In another scene, Jia-Chien shows up at her ex-boyfriend’s apartment with a bag full of groceries and tells him she felt like cooking. She proceeds to make a multi-course dinner of her favorite dishes, among them some of the very first dishes she learned to make in her father’s restaurant kitchen. The care and love Jia-Chien shows here through her cooking is not for her ex-boyfriend, who’s she’s been seeing in a “friends with benefits” arrangement. The affection is more for her childhood, for the traditional recipes her father and his business partner Uncle Wen taught her. It’s apparent when she opens up about how her father would make her bread bracelets and rings from dough, and when her ex takes a piece of dough and asks her to try it on, she tells him to stop playing. These are cherished memories of a time in her life that needs to be protected and remembered through her cooking now that she has grown up.
Even love that isn’t visualized through food avoids an impulsive, head-over-heels characterization, and is instead quiet and unassuming. Jia-Ning and Jia-Jen’s relationships with their respective boyfriends evolve throughout the film, starting as friends or colleagues and slowly becoming something more. These characters take time to get to know one another, helping each other through breakups and loneliness, until finally falling for each other. Their love isn’t expressed through food, but comes from the same place of care and respect as Mr. Chu’s cooking for Shan-Shan or Jia-Chien’s recollection of her childhood in the restaurant.

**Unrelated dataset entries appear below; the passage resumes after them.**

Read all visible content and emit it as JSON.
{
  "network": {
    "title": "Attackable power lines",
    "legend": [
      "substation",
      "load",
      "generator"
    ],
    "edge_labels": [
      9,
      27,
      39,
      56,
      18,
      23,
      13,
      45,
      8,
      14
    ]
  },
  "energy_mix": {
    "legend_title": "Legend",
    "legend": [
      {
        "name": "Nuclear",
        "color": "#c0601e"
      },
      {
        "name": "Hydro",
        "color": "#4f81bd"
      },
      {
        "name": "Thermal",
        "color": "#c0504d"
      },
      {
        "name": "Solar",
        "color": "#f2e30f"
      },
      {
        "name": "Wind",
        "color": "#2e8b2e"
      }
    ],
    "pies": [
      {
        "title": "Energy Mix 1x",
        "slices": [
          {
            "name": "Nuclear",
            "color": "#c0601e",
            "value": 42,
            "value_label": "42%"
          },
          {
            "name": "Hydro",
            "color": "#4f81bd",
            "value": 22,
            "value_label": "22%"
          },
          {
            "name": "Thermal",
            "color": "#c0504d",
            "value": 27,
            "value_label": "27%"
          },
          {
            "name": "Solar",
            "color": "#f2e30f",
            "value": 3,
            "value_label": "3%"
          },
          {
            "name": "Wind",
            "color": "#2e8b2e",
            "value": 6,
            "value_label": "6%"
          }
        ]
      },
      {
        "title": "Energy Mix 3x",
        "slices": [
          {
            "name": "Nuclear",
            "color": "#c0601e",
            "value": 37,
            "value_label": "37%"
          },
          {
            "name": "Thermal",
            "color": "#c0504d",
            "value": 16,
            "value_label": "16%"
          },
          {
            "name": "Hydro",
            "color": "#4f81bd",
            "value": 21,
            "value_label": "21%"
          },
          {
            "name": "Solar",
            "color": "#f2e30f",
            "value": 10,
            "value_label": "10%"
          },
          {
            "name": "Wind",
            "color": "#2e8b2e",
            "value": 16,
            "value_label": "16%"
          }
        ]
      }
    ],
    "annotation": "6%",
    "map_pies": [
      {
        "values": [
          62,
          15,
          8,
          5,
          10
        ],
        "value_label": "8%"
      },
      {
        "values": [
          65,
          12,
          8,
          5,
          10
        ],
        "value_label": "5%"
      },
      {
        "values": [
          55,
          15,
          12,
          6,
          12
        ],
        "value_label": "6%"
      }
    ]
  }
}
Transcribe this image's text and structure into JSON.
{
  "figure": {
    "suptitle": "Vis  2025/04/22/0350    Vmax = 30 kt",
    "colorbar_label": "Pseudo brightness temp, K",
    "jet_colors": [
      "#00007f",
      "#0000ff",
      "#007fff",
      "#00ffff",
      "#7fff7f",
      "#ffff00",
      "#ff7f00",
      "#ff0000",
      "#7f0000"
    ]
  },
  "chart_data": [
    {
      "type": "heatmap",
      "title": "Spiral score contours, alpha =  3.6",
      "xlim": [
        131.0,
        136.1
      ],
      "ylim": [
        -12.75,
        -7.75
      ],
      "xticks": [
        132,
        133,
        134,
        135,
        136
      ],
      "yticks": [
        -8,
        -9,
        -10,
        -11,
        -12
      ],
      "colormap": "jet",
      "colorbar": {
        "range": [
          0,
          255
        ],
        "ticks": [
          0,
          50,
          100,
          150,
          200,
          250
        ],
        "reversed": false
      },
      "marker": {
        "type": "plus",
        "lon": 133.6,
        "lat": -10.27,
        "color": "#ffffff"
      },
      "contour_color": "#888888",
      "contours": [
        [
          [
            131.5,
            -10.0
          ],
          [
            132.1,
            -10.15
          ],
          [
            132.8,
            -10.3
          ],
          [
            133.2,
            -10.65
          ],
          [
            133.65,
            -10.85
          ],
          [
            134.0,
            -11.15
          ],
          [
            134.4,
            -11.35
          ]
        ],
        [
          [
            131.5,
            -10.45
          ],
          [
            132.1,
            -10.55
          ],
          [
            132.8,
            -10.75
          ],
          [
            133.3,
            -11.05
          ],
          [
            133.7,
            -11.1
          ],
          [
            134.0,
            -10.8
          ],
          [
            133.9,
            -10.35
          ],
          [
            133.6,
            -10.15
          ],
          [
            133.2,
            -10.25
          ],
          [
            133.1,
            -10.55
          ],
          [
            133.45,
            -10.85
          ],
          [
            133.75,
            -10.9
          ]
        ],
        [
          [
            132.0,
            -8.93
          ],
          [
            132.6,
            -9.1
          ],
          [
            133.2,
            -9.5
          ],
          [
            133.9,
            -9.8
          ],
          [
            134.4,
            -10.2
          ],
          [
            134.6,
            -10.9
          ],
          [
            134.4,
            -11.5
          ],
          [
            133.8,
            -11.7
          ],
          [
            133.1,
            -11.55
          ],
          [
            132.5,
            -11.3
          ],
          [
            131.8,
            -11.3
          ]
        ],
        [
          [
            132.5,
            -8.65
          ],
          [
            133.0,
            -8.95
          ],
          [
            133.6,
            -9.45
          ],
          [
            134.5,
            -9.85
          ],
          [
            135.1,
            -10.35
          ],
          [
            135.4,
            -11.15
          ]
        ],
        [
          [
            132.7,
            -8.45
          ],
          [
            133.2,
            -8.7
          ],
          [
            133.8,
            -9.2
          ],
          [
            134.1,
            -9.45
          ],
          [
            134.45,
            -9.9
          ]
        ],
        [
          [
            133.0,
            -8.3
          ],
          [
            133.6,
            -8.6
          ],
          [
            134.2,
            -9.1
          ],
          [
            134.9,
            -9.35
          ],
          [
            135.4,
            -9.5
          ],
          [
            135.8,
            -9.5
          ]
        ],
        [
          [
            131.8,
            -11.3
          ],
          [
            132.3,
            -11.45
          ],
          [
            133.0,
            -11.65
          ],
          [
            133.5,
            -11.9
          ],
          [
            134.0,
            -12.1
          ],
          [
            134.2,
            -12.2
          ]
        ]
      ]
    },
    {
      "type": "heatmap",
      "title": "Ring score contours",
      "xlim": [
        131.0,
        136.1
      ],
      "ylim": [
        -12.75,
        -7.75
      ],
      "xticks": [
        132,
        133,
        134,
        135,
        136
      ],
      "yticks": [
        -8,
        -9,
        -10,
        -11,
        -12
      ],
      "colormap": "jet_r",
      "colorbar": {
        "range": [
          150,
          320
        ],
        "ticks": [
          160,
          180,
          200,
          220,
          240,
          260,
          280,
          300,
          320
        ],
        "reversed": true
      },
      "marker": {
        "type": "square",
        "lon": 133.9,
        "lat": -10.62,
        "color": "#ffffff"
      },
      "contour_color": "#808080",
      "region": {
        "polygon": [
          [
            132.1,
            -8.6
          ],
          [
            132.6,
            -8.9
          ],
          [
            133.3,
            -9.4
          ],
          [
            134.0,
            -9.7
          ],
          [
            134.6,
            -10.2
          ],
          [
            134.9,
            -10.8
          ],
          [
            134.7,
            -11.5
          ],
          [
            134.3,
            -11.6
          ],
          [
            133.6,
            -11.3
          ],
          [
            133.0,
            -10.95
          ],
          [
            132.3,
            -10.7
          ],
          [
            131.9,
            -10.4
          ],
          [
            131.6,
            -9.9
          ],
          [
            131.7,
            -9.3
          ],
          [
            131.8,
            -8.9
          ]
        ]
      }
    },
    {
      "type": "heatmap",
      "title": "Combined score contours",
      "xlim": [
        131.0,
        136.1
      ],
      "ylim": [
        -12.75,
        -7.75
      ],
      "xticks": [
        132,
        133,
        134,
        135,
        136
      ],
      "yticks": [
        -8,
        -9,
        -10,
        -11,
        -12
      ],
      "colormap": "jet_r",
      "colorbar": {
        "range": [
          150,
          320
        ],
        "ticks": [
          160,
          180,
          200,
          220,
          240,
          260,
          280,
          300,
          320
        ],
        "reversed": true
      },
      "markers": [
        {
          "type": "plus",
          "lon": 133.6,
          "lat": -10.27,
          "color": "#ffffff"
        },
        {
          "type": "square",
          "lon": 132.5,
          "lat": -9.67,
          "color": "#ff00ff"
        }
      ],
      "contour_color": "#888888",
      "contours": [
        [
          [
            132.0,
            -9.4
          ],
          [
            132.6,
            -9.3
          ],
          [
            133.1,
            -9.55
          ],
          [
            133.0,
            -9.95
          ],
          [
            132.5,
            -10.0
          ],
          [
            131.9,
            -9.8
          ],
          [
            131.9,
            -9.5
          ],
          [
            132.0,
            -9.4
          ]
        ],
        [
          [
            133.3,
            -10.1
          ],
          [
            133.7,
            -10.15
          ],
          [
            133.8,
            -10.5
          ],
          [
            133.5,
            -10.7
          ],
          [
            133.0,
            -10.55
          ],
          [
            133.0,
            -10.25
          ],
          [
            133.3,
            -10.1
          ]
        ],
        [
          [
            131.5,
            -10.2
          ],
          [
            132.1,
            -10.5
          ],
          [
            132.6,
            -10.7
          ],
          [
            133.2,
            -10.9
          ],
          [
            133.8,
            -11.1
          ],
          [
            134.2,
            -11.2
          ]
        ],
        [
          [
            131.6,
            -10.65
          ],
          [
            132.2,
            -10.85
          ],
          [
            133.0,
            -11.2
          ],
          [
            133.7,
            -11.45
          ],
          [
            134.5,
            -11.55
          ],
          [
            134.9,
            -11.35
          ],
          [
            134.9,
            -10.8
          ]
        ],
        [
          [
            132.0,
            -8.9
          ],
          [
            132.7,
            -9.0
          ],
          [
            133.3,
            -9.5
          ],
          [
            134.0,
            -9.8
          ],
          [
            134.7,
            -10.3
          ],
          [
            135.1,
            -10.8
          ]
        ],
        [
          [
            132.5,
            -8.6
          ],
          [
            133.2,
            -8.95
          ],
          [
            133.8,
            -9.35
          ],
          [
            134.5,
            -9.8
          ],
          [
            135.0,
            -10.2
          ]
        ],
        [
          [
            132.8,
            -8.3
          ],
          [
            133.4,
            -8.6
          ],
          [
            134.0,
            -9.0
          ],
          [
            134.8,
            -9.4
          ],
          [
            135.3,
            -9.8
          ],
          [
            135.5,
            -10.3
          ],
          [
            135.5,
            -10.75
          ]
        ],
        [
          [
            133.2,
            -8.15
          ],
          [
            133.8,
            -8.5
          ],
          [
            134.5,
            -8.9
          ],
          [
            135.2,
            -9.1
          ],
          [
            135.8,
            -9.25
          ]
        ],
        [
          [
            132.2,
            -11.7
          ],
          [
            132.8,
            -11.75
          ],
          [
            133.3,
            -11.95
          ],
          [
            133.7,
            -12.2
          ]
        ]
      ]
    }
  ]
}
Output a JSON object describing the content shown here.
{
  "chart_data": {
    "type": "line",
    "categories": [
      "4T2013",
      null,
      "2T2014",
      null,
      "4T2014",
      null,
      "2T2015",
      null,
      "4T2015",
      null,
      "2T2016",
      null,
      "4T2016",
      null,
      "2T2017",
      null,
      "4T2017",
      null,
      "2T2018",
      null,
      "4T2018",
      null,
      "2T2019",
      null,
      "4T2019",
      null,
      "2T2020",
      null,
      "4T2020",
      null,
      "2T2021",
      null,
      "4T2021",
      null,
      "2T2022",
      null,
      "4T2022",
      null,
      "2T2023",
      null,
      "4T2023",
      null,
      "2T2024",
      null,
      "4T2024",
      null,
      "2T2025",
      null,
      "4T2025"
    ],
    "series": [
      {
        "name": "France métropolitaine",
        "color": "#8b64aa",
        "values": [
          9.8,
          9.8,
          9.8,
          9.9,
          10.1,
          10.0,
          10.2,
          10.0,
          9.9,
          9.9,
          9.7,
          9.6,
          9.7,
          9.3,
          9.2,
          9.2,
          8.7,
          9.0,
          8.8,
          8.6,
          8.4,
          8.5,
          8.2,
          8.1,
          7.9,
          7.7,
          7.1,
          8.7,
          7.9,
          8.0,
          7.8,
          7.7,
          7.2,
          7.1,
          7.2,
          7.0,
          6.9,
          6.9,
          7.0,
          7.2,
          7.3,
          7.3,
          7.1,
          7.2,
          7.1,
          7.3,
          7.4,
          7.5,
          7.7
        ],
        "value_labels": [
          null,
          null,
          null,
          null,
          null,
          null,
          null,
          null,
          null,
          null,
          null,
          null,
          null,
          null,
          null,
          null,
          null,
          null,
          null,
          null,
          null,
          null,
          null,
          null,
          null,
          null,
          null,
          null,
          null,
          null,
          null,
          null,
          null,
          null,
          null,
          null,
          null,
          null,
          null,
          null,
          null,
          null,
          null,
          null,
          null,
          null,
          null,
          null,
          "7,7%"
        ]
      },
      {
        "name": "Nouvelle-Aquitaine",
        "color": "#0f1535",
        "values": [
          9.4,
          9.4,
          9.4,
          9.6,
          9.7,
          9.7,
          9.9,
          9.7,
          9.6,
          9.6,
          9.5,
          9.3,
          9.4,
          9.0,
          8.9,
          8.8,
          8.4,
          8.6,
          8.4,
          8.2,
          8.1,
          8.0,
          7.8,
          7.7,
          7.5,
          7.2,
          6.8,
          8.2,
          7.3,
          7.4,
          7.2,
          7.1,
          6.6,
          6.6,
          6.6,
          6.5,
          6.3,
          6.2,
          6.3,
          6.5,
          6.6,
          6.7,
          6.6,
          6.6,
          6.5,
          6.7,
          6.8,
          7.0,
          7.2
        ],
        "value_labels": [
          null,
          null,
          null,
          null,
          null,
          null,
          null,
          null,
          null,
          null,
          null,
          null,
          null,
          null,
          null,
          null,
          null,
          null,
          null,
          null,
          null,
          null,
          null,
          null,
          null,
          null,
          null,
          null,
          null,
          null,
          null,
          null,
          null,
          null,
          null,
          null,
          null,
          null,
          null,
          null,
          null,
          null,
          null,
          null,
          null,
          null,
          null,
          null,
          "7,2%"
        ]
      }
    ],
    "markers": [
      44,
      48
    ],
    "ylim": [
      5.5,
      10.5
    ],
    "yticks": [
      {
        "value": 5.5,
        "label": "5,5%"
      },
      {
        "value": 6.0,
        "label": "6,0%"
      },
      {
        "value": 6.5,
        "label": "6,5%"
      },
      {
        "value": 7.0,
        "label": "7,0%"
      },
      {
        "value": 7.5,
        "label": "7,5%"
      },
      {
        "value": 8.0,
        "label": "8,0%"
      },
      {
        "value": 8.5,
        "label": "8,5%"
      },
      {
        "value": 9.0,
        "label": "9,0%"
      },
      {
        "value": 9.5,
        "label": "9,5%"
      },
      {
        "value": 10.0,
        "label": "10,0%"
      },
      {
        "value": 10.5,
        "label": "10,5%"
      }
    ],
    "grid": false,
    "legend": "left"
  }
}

It’s contradictory to think of food so sensuously portrayed as a conduit for such an unflashy sort of love. But what Lee is trying to draw our attention to is the fullness of the picture the camera paints of this food: the exhaustive documentation of all the ingredients, the complexity of the process. He wants the audience to desire the food, but also marvel at the work that goes into it. It’s no wonder then that the love Lee focuses on in the film—from the love of Taipei, to all of the characters’ romantic relationships, to familial love—is gradual love, steady love, deep-in-the-memories love, love that remembers the little things. It’s the type of love that food elicits in many of us. The love found in childhood memories recalled, of meals brought to you sick in bed, of holidays shared and birthday dinners celebrated, of learning traditional recipes. The love that comes from sharing warmth with someone. From start to finish, Eat Drink Man Woman, in its humor, sincerity, and affection, captures that.